The Road to Recovery

Once DB arrived, it was obvious to all concerned that this was a place where the bird could be truly happy. He was put in quarantine for the first 60 days, but even there he could hear the sounds of the parrots in the other rooms, and seemed to instantly perk up.

Staff members gradually "introduced" themselves to DB. Often, that simply meant someone sitting by his cage for a few minutes and talking to him, without attempting to touch him. "No one forced him to do anything he didn't want to do," Murad says. "We basically let DB call the shots until he got to know us better."
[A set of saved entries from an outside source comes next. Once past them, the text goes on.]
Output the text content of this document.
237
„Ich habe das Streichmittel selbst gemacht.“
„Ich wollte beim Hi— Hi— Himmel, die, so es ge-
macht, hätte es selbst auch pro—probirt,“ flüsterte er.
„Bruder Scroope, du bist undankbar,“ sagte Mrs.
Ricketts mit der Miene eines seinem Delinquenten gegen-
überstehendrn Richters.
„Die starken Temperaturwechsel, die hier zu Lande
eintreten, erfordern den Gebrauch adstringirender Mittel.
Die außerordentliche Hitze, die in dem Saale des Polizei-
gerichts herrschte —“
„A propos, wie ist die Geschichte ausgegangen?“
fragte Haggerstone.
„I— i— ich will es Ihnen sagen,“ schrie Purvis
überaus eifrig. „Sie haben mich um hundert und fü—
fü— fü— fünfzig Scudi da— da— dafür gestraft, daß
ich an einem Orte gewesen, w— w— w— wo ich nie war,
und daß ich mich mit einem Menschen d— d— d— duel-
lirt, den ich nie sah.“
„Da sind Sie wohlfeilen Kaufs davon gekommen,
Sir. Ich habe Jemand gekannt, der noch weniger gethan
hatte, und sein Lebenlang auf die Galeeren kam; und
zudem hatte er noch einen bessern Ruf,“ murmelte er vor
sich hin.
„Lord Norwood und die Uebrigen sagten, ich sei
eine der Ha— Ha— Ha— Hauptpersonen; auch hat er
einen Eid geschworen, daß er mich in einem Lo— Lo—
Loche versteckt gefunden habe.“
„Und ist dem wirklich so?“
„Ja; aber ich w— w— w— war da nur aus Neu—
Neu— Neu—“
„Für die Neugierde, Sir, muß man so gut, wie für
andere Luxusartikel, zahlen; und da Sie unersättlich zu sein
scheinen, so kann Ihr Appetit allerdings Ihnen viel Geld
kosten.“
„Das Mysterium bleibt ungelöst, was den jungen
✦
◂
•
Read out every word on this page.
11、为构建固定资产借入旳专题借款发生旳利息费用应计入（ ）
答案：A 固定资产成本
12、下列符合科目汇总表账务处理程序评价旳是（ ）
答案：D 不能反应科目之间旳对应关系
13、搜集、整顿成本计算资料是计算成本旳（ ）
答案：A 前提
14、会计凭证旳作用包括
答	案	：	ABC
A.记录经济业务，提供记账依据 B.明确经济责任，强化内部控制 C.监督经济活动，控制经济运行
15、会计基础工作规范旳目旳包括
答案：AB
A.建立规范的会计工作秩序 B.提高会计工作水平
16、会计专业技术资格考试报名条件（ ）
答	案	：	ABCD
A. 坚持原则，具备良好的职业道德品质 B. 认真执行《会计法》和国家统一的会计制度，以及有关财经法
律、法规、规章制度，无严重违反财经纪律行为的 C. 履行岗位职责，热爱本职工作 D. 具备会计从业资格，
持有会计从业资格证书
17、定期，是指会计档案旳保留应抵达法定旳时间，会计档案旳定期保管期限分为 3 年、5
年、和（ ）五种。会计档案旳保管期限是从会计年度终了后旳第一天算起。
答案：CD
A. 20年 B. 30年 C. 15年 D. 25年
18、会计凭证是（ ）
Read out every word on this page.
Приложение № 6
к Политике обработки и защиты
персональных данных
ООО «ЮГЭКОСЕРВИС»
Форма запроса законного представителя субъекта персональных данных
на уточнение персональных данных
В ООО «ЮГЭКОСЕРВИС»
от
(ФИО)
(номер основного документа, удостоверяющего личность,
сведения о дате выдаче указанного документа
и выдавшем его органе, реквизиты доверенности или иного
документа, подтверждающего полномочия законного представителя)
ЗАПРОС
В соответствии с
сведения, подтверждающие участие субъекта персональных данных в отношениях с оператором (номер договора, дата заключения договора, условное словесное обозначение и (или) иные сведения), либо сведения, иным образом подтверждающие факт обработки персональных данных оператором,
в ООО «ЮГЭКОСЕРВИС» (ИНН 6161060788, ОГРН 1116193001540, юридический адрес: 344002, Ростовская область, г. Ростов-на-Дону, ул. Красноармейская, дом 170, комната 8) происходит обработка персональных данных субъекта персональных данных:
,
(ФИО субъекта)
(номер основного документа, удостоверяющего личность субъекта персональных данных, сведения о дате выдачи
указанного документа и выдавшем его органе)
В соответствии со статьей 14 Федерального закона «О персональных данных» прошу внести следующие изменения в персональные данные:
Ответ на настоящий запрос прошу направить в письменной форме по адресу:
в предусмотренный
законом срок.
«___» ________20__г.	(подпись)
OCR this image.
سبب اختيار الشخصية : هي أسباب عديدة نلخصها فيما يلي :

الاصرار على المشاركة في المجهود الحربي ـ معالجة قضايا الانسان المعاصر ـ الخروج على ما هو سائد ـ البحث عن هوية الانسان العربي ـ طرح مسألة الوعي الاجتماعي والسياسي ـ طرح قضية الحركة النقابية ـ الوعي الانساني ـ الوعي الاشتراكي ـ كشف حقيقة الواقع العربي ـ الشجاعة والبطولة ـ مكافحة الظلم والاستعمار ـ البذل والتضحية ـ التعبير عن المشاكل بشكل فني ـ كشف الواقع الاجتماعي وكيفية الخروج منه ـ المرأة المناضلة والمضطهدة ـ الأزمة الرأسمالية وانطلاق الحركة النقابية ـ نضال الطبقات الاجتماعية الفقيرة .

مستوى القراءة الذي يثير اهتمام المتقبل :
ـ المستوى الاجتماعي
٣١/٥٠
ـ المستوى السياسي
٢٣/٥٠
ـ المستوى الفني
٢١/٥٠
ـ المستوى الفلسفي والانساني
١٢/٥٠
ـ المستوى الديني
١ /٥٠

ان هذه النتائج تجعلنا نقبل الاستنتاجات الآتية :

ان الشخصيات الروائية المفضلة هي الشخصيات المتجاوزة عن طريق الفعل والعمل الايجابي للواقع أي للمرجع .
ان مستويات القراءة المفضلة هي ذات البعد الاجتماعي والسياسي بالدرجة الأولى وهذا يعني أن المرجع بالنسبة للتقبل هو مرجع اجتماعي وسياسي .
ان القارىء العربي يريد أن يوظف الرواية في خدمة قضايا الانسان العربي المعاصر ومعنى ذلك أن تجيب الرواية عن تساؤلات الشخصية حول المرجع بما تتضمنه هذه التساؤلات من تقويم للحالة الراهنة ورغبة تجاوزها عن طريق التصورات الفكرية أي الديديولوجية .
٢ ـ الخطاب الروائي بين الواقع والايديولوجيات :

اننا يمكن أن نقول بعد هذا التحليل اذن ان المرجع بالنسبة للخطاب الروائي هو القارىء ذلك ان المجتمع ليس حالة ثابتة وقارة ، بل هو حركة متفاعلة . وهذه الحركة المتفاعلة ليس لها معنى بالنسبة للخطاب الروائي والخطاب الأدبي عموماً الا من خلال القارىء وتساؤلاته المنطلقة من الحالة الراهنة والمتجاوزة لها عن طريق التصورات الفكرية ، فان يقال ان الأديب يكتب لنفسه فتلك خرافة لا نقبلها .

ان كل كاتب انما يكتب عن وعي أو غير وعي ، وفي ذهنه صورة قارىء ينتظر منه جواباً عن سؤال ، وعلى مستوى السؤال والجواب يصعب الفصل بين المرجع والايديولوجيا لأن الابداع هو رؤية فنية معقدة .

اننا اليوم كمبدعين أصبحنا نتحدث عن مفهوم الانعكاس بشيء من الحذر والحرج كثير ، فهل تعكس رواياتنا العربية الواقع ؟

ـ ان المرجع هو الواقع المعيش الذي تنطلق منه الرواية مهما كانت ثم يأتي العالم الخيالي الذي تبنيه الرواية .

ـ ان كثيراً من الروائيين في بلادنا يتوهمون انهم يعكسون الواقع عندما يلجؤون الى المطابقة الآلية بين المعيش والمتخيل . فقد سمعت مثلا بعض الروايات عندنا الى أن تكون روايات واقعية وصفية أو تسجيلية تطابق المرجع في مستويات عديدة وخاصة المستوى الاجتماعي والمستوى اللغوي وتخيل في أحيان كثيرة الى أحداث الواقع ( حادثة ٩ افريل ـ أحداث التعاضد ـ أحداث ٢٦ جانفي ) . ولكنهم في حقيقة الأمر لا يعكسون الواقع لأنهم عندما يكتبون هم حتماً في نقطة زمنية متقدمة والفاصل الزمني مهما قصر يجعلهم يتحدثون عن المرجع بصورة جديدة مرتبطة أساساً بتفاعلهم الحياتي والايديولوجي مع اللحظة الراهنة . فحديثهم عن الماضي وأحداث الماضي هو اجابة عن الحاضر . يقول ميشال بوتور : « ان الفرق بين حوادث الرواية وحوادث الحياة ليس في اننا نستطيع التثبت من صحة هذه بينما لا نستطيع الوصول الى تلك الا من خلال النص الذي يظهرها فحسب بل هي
After quarantine, DB joined the foundation's room full of macaws. "When he was ready to move into the macaw room, we watched him as he vocalized to the many other macaws in the room, and he picked out Rambo, a male blue and gold macaw, as his instant buddy," Murad says.

In the months that followed, DB began to get feather down on the bare parts of his body, he molted, and his new plumage grew out beautifully, Murad says. DB has a hearty appetite and is the best member of "the clean plate club." He really enjoys his toys, and can wreak major destruction to them with his beak.

DB still isn't overly trusting of people, but he's coming along, Murad says. And, really, she adds, his wildness makes him special. "You have to accept a bird on his terms and appreciate him for who he really is," she says. DB may not be content to be a house pet. But he's a happy, well-adjusted member of the Gabriel Foundation's macaw room.